Unlike most of his local colleagues, however, Wells eludes the photographic competition for best sports pictures.

He takes the liberty of not focusing on the presentation of the sporting winners.

Instead, he shows employees, spectators, helpers and athletes with almost equal rights in their respective tasks in the game of games and in this way enables a subjective look behind the scenes of the production.

Speaking to the Frankfurter Allgemeine Zeitung, Wells discusses his experiences over the past two weeks, the specifics of these Olympics and the changing meaning of photojournalist work on the ground.

How are you in Beijing?

Are you happy with your photos so far?

I'm fine given the circumstances.

For many photographers, the Olympic Games are characterized by lack of sleep and extreme exertion.

It's a lot of pressure to deal with the simultaneity of so many events, not wanting to miss a lot and doing a good job every day.

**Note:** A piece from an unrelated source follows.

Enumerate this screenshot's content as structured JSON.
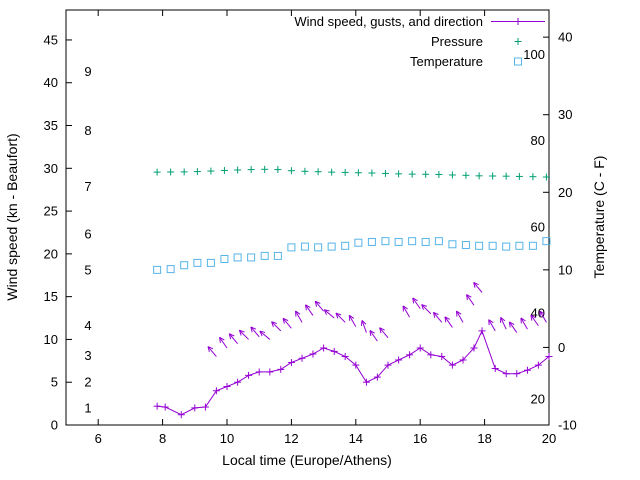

Two Olympic Games in one year (the postponed summer games took place in Tokyo last summer, ed.) are definitely a special challenge and a great physical strain.

Despite all my doubts about traveling to Beijing at all, I am quite satisfied.

Despite all the limitations, I think I took some pictures that describe the nature of the games today.

This is your fourth time photographing at the Olympic Games.

What do you want to achieve with your photos?

I would like to work on a contemporary photo series that reflects Olympia for what I think it is: an extraordinarily political event.

What excites you about photography of sporting events anyway?

Aren't there enough Olympic Games photos yet?

There really are enough pictures of the Olympic Games.

The modern games are a media festival.

Agencies and newspapers sometimes prepare for this for years.

For most, working at the Olympic Games carries a lot of prestige.

However, I often find the photographic representation of the games irrelevant.

As a rule, it is an industrial mass production of photos of the athletes or illustrative images that have little depth of content.